Click here to read more.

Annals of Envy, Part I

May 14, 2007

Be warned Sopranos’ fans: if you haven’t yet seen last night’s episode, please stop reading this now!

I tuned into the show ten minutes late, just in time to see a battered Tony and Chris in the aftermath of a bad car wreck.  Chris, who’s in terrible shape and is coughing up blood, confesses to T that he’s not clean and begs the mob boss to help him.

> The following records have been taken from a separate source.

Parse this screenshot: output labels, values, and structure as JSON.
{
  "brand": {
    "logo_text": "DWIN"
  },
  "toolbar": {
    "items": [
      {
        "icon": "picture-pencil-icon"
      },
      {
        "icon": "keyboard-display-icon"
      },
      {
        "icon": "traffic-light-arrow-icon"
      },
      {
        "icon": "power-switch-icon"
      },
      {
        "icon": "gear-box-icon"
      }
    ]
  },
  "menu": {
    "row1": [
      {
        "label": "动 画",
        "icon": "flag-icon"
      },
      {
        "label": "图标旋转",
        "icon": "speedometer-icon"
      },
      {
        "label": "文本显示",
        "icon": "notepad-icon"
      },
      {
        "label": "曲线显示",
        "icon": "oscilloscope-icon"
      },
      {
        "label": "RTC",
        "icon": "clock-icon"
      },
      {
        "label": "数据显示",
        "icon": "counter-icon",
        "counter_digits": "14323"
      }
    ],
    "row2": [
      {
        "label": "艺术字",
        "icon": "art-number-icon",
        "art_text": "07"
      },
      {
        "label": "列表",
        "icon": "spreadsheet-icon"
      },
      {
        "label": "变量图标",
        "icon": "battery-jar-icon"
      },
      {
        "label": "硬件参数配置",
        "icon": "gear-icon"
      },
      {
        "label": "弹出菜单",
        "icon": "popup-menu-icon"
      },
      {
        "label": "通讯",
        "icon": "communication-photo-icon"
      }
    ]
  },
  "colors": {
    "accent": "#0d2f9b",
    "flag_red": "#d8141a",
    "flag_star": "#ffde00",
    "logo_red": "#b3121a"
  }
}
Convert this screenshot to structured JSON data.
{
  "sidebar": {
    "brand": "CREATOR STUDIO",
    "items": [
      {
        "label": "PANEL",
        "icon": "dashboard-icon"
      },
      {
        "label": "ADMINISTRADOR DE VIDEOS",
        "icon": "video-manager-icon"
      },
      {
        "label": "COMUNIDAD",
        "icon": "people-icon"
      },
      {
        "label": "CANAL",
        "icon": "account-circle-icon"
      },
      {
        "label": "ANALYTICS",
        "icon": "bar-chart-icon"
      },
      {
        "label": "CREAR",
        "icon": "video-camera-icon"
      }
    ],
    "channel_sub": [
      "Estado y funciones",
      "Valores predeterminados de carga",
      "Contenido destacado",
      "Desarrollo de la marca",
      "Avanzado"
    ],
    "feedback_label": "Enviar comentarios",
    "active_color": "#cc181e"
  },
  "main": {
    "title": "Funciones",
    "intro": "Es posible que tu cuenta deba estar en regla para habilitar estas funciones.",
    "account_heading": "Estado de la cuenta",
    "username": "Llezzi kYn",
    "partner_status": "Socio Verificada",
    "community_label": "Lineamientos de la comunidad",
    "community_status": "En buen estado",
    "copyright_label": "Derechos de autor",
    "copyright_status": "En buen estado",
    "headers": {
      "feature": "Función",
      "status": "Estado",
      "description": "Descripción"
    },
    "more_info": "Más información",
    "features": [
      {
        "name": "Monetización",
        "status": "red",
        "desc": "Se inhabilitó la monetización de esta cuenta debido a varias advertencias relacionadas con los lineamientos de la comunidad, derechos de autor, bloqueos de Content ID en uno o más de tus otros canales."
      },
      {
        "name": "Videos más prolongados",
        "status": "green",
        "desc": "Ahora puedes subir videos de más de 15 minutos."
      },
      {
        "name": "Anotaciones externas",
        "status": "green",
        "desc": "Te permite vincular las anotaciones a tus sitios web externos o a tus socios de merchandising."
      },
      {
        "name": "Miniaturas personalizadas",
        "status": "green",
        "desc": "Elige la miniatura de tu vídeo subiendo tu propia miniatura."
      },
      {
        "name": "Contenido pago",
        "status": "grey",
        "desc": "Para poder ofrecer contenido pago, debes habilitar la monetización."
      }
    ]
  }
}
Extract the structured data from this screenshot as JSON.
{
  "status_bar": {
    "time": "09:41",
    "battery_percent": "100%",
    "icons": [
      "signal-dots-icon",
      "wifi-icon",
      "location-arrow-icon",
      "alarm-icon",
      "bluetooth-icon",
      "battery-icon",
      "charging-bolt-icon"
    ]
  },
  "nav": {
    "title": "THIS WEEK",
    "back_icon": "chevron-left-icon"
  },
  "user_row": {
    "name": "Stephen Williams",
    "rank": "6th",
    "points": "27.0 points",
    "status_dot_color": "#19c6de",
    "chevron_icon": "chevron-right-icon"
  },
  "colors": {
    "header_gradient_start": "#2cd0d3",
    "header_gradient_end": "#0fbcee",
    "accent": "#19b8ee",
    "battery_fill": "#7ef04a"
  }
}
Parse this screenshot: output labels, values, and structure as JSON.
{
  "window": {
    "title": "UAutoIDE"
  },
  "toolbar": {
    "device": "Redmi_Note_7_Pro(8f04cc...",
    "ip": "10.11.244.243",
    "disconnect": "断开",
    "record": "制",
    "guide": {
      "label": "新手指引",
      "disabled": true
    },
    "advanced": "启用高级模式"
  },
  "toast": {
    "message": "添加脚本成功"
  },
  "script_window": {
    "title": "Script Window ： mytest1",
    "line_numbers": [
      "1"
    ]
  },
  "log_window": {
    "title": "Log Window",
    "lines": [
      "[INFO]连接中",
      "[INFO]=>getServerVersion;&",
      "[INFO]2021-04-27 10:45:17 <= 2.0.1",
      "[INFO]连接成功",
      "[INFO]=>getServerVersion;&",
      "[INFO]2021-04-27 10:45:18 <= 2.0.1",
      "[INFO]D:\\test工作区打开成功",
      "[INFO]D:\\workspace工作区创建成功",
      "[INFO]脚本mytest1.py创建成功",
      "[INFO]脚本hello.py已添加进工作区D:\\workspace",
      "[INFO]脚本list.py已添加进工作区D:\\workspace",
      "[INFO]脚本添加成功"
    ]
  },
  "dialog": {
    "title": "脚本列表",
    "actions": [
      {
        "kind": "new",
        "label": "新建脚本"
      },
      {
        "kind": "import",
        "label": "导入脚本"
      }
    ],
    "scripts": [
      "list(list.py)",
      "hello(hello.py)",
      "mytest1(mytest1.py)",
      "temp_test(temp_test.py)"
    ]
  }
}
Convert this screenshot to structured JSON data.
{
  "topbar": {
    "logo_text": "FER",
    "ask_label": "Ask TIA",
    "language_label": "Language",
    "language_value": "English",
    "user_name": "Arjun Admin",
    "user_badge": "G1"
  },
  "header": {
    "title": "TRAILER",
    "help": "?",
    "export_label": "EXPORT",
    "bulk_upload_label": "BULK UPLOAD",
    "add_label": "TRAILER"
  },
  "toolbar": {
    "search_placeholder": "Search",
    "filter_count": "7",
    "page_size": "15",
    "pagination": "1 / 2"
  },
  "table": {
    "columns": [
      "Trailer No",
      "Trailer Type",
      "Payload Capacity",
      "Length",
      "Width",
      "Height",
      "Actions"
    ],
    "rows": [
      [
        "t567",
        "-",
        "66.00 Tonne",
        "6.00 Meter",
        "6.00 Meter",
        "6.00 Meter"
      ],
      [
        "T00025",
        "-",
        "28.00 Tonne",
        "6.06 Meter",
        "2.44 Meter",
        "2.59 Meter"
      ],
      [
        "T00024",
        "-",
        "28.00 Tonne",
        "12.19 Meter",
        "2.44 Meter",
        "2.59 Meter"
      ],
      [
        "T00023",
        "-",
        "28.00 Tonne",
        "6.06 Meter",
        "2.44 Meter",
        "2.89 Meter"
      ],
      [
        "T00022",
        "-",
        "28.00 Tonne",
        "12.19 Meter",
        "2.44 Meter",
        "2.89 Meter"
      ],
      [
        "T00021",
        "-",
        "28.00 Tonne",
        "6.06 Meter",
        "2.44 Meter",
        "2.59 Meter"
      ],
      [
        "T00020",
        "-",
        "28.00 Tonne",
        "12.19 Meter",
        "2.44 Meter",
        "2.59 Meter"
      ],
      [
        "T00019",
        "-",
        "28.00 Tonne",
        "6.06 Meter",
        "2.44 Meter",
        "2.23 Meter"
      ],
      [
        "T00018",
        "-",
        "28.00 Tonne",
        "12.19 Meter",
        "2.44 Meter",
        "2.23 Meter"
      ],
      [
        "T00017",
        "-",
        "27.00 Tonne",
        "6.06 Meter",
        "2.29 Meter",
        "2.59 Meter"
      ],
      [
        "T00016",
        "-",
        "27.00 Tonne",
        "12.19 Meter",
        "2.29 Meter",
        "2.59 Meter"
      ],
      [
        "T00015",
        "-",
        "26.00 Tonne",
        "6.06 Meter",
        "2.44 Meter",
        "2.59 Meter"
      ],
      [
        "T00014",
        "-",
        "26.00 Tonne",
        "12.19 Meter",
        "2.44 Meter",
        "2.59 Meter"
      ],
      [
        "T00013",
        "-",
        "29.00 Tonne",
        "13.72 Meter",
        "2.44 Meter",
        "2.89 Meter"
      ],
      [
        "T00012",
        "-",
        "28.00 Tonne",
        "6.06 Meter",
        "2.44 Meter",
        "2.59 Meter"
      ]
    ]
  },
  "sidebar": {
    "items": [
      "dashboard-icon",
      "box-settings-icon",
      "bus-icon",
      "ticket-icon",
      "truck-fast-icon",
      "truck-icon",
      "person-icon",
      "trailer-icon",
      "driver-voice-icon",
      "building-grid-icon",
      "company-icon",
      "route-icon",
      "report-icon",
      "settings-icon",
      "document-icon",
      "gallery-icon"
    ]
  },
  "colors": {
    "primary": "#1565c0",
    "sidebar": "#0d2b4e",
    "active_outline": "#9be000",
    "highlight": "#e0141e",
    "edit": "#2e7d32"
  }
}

Chris is afraid of losing his license once the police arrive and he is tested for drugs.  Tony, who’s gotten as far as dialing 91 on his cell phone, could make Chris’s worries go away simply by taking his place in the driver’s seat. 

Instead, he shockingly suffocates his second cousin, blocking Chris’s nose so that he chokes on his own blood.  The scene is particularly disturbing because it’s not clear whether Tony is convinced that Chris is going to die before an ambulance arrives and is merely trying to cut short his suffering or whether he is cruelly murdering him. 

The latter proves to be the case: in imaginary (dream) and real sessions with his therapist, Jennifer Melfi, we learn that Tony despises his cousin.  Tony sees Chris as a weak, sniveling drug addict who can’t be trusted not to rat to the Feds.  His contempt for Chris knows no bounds: he beds one of Chris’s old girlfriends and does peyote with her, too.

Now I like Christopher Moltisanti, and I’ll miss him in the last three episodes.  If I were the kind of guy who let envy get the better of me, I’d rejoice at Chris’s death.  After all, he had the scorching hot girl, Adrianna (even if he ultimately had to off her), and he made a Hollywood movie, which I want to do.  And Michael Imperioli, who plays Chris, isn’t just a good actor, he’s encroached on the writing world by penning several episodes of The Sopranos.  What’s more, the real-life Chris had a bar in Manhattananother dream of mineand has a rock band, called La Dolce Vita, for which he is the lead singer and guitarist (while I am relegated to the ranks of the tone-deaf).  Oh yes, and he and his lovely, talented wife also own a theater.  But, as I said, I’m not the envious sort.